Овицы выжили, несмотря на пытки, сопровождавшие опыты. Возможно, потому, что совокупность свойственных им аномалий делала их незаменимым предметом исследования для нацистской «генетики». Еврейское происхождение обрекло Овицев на опыты; их карликовость обусловила их выживание. В этом заключается один из мрачных парадоксов Освенцима: здесь излишняя человечность становилась приговором без права обжалования, а монструозность могла стать спасением. Таков был пример Элиаса Линдзина, номера 141565, сумасшедшего карлика, обладавшего нечеловеческой силой, которого встретил в лагере Примо Леви: он предположил даже, что тот был там счастлив[680]
.После войны Овицы возобновили свой музыкальный номер, но теперь он носил иное название:
Демонстрация монстров начинает идти на спад сразу же после II Мировой войны. И если причины подобного исчезновения сейчас все более очевидны, то последствия остаются весьма парадоксальны: сфера зрелищ и торговли, связанная с монструозностью, действительно могла процветать, лишь пока идентификация зрителя с объектом демонстрации оставалась слабой или отсутствовала вовсе. Именно в тот момент, когда монструозности был придан человеческий характер, то есть когда балаганный зритель смог разглядеть в уродстве демонстрируемого тела себе подобного, сама такая демонстрация стала в высшей степени проблематична. Это двойственный и сложный исторический переворот в отношении к монструозности, несколько иного порядка, чем тот, развитие которого мы видели в XIX веке, а результат — в первой половине следующего — привел к отказу от традиционных средств демонстрации анормального. Но монструозные зрелища имеют слишком древнюю антропологическую основу и отвечают слишком глубоким психологическим потребностям, чтобы так просто исчезнуть. В течение XX века могло лишь поддерживаться уже установившееся положение между зрителем человеческих аномалий и объектом его внимания, заключающееся в разнообразных способах отстранения.

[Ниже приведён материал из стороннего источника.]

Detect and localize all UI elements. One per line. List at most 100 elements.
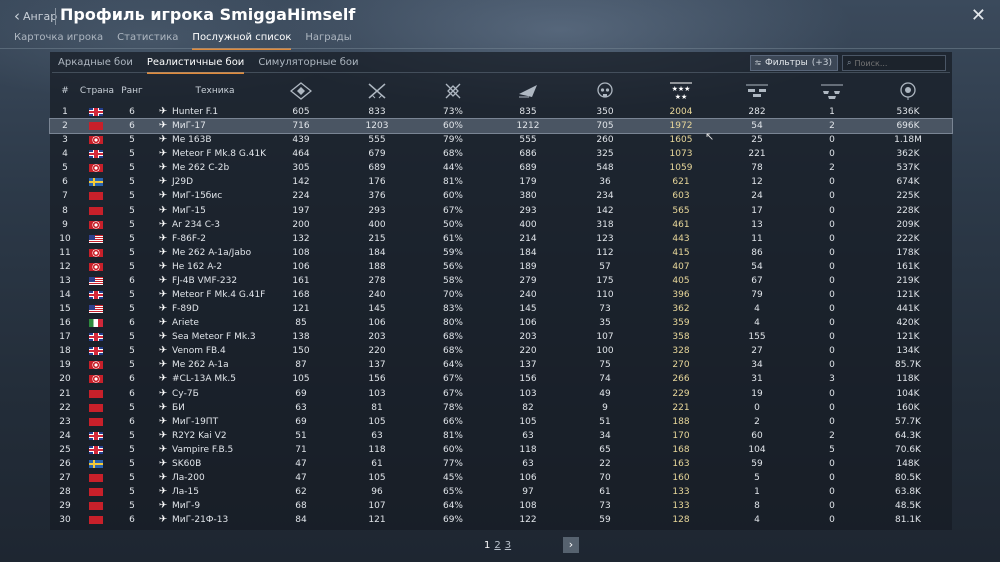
flag-us-icon [89, 234, 103, 243]
flag-ussr-icon [89, 474, 103, 483]
deaths-icon[interactable] [590, 78, 620, 104]
tab-2[interactable]: Послужной список [192, 32, 292, 50]
table-row[interactable]: 5 5 ✈ Me 262 C-2b 305 689 44% 689 548 1059 78 2 537K [50, 161, 952, 175]
battles-value: 105 [292, 374, 310, 385]
battles-value: 439 [292, 135, 310, 146]
flag-de-icon [89, 220, 103, 229]
back-to-hangar-button[interactable]: ‹ Ангар [14, 9, 58, 24]
missions-value: 1203 [365, 121, 389, 132]
page-link[interactable]: 1 [484, 540, 491, 551]
air-kills-value: 1605 [669, 135, 693, 146]
col-vehicle[interactable]: Техника [195, 86, 235, 96]
table-row[interactable]: 4 5 ✈ Meteor F Mk.8 G.41K 464 679 68% 686 325 107… [50, 147, 952, 161]
table-row[interactable]: 10 5 ✈ F-86F-2 132 215 61% 214 123 443 11 0 222K [50, 232, 952, 246]
table-row[interactable]: 17 5 ✈ Sea Meteor F Mk.3 138 203 68% 203 107 358 1… [50, 330, 952, 344]
vehicle-name: SK60B [172, 458, 202, 469]
flag-ussr-icon [89, 206, 103, 215]
table-row[interactable]: 25 5 ✈ Vampire F.B.5 71 118 60% 118 65 168 104 5 70.… [50, 443, 952, 457]
table-row[interactable]: 3 5 ✈ Me 163B 439 555 79% 555 260 1605 25 0 1.18M [50, 133, 952, 147]
col-country[interactable]: Страна [79, 86, 115, 96]
table-row[interactable]: 18 5 ✈ Venom FB.4 150 220 68% 220 100 328 27 0 134K [50, 344, 952, 358]
missions-won-icon[interactable] [362, 78, 392, 104]
country-flag-icon [89, 122, 103, 131]
close-icon[interactable]: ✕ [970, 5, 986, 26]
mode-tab-2[interactable]: Симуляторные бои [258, 57, 359, 68]
table-row[interactable]: 11 5 ✈ Me 262 A-1a/Jabo 108 184 59% 184 112 415 86… [50, 246, 952, 260]
table-row[interactable]: 29 5 ✈ МиГ-9 68 107 64% 108 73 133 8 0 48.5K [50, 499, 952, 513]
table-row[interactable]: 14 5 ✈ Meteor F Mk.4 G.41F 168 240 70% 240 110 39… [50, 288, 952, 302]
ground-kills-icon[interactable] [742, 78, 772, 104]
activity-icon[interactable] [893, 78, 923, 104]
table-row[interactable]: 13 6 ✈ FJ-4B VMF-232 161 278 58% 279 175 405 67 0 21… [50, 274, 952, 288]
win-rate-icon[interactable] [438, 78, 468, 104]
search-input[interactable] [854, 58, 935, 68]
battles-value: 85 [295, 318, 307, 329]
air-kills-icon[interactable]: ★★★ ★★ [666, 78, 696, 104]
win-rate-value: 65% [442, 487, 463, 498]
air-kills-value: 2004 [669, 107, 693, 117]
table-row[interactable]: 6 5 ✈ J29D 142 176 81% 179 36 621 12 0 674K [50, 175, 952, 189]
table-row[interactable]: 9 5 ✈ Ar 234 C-3 200 400 50% 400 318 461 13 0 209K [50, 218, 952, 232]
table-row[interactable]: 24 5 ✈ R2Y2 Kai V2 51 63 81% 63 34 170 60 2 64.3K [50, 429, 952, 443]
table-row[interactable]: 12 5 ✈ He 162 A-2 106 188 56% 189 57 407 54 0 161K [50, 260, 952, 274]
row-number: 19 [59, 360, 71, 371]
rank: 5 [129, 501, 135, 512]
table-row[interactable]: 16 6 ✈ Ariete 85 106 80% 106 35 359 4 0 420K [50, 316, 952, 330]
flag-de-icon [89, 262, 103, 271]
battles-icon[interactable] [286, 78, 316, 104]
tab-3[interactable]: Награды [305, 32, 352, 43]
air-kills-value: 396 [672, 290, 690, 301]
naval-kills-icon[interactable] [817, 78, 847, 104]
table-row[interactable]: 26 5 ✈ SK60B 47 61 77% 63 22 163 59 0 148K [50, 457, 952, 471]
naval-kills-value: 0 [829, 275, 835, 286]
page-link[interactable]: 2 [494, 540, 501, 551]
country-flag-icon [89, 347, 103, 356]
respawns-value: 118 [519, 444, 537, 455]
page-link[interactable]: 3 [504, 540, 512, 551]
rank: 5 [129, 360, 135, 371]
tab-1[interactable]: Статистика [117, 32, 179, 43]
col-rank[interactable]: Ранг [121, 86, 143, 96]
table-row[interactable]: 27 5 ✈ Ла-200 47 105 45% 106 70 160 5 0 80.5K [50, 471, 952, 485]
back-label: Ангар [23, 9, 58, 23]
row-number: 15 [59, 304, 71, 315]
filter-button[interactable]: Фильтры (+3) [750, 55, 838, 71]
table-row[interactable]: 2 6 ✈ МиГ-17 716 1203 60% 1212 705 1972 54 2 696K [49, 118, 953, 135]
rank: 5 [129, 304, 135, 315]
naval-kills-value: 5 [829, 444, 835, 455]
respawns-value: 106 [519, 318, 537, 329]
activity-value: 362K [896, 149, 920, 160]
missions-value: 156 [368, 374, 386, 385]
activity-value: 85.7K [895, 360, 921, 371]
plane-icon: ✈ [158, 415, 168, 427]
missions-value: 118 [368, 444, 386, 455]
col-num[interactable]: # [61, 86, 69, 96]
mode-tab-0[interactable]: Аркадные бои [58, 57, 133, 68]
rank: 5 [129, 290, 135, 301]
table-row[interactable]: 20 6 ✈ #CL-13A Mk.5 105 156 67% 156 74 266 31 3 118K [50, 372, 952, 386]
row-number: 7 [62, 191, 68, 202]
battles-value: 62 [295, 487, 307, 498]
next-page-button[interactable]: › [563, 537, 579, 553]
vehicle-name: Me 262 A-1a/Jabo [172, 247, 252, 258]
table-row[interactable]: 19 5 ✈ Me 262 A-1a 87 137 64% 137 75 270 34 0 85.7K [50, 358, 952, 372]
table-row[interactable]: 23 6 ✈ МиГ-19ПТ 69 105 66% 105 51 188 2 0 57.7K [50, 415, 952, 429]
table-row[interactable]: 28 5 ✈ Ла-15 62 96 65% 97 61 133 1 0 63.8K [50, 485, 952, 499]
table-row[interactable]: 30 6 ✈ МиГ-21Ф-13 84 121 69% 122 59 128 4 0 81.1K [50, 513, 952, 527]
table-row[interactable]: 22 5 ✈ БИ 63 81 78% 82 9 221 0 0 160K [50, 401, 952, 415]
respawns-value: 122 [519, 515, 537, 526]
table-row[interactable]: 7 5 ✈ МиГ-15бис 224 376 60% 380 234 603 24 0 225K [50, 189, 952, 203]
table-row[interactable]: 8 5 ✈ МиГ-15 197 293 67% 293 142 565 17 0 228K [50, 204, 952, 218]
deaths-value: 51 [599, 416, 611, 427]
win-rate-value: 66% [442, 416, 463, 427]
respawns-icon[interactable] [513, 78, 543, 104]
naval-kills-value: 0 [829, 515, 835, 526]
tab-0[interactable]: Карточка игрока [14, 32, 104, 43]
mode-tab-1[interactable]: Реалистичные бои [146, 57, 245, 74]
plane-icon: ✈ [158, 218, 168, 230]
table-row[interactable]: 21 6 ✈ Су-7Б 69 103 67% 103 49 229 19 0 104K [50, 387, 952, 401]
table-row[interactable]: 15 5 ✈ F-89D 121 145 83% 145 73 362 4 0 441K [50, 302, 952, 316]
flag-ussr-icon [89, 403, 103, 412]
respawns-value: 63 [522, 430, 534, 441]
table-row[interactable]: 1 6 ✈ Hunter F.1 605 833 73% 835 350 2004 282 1 536K [50, 105, 952, 119]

Об истории различных форм психологической, технологической и социальной отстраненности, появившихся в течение века в сфере отношения к монструозности, а также о масштабах их парадоксальности, нам бы и хотелось упомянуть в конце разговора. Начать стоит с происходящих с начала века изменений вкусов и состава публики, проявляющей все большее охлаждение к балаганам.
При чтении обозрений ярмарочных празднеств того времени становится очевиден упадок зрелищ, основанных за истощении и развращении демонстрируемого тела. На празднике в Нёйи в 1910 году обнаруживаются «три уставшие женщины, с вялыми телами, в трико борцов»[681]
. Далее демонстрируются человеческие диковинки и «живые картинки»: за кассой съежилась старая женщина, одетая в черное. На эстраде выступает согнутый в три погибели горбун. Что касается «красоты греческого тела»: «это были бедные уставшие девушки, с осунувшимися лицами, неумело накрашенные… с застывшими, безвольными и вялыми взглядами»[682]. Описание традиционных мест массовых увеселений в период между двумя войнами представляло собой длинный некролог, изображающий мрачную процессию изнуренных актеров, трогающих до глубины души. Время от времени в прессе сообщалось о печальной кончине ярмарочных диковинок и престарелых ярмарочных актеров.Подобные взгляды, несомненно, отражали социальное суждение тех, кто их высказывал. Таким образом, можно говорить о разделении публики, которую так долго объединяло общее любопытство к ярмарочным феноменам. «Нёйи, где парижанам предлагался единственный настоящий праздник, наводняли самые низшие слои населения, чернь»[683]
. «Приличные люди», почтенные представители мелкой буржуазии и празднично одетая публика «уступила место всякому отребью, основную массу которого составляло безработное трудоспособное население»[684]. Об этом настойчиво говорит смена точки зрения в описаниях обозревателей ярмарочных балаганов: постепенно они переводят взгляд со сцены, чтобы рассмотреть зал. Это классическая стратегия установления визуального различия: «хороший вкус» буржуазного наблюдателя вынуждает его к отстраненности. Если он желает получить удовольствие от массового развлечения, ему необходимо выделить себя из толпы зрителей, чтобы отгородиться от нее. Запах, грязь, шум толпы становятся такими же элементами зрелища, как и демонстрируемые на подмостках анатомические странности. Таков результат процесса социального отказа от «пошлости» во имя «вкуса», завершающий движение по установлению контроля над общественной досуговой культурой, первые попытки которого, как мы видели, обнаруживаются уже во второй половине XIX века: «Я заплатил шесть су, чтобы зайти в числе первых. Балаган был почти полон… <…> Я встал в углу: одним глазом я наблюдал за спектаклем, другим же — рассматривал зал»[685].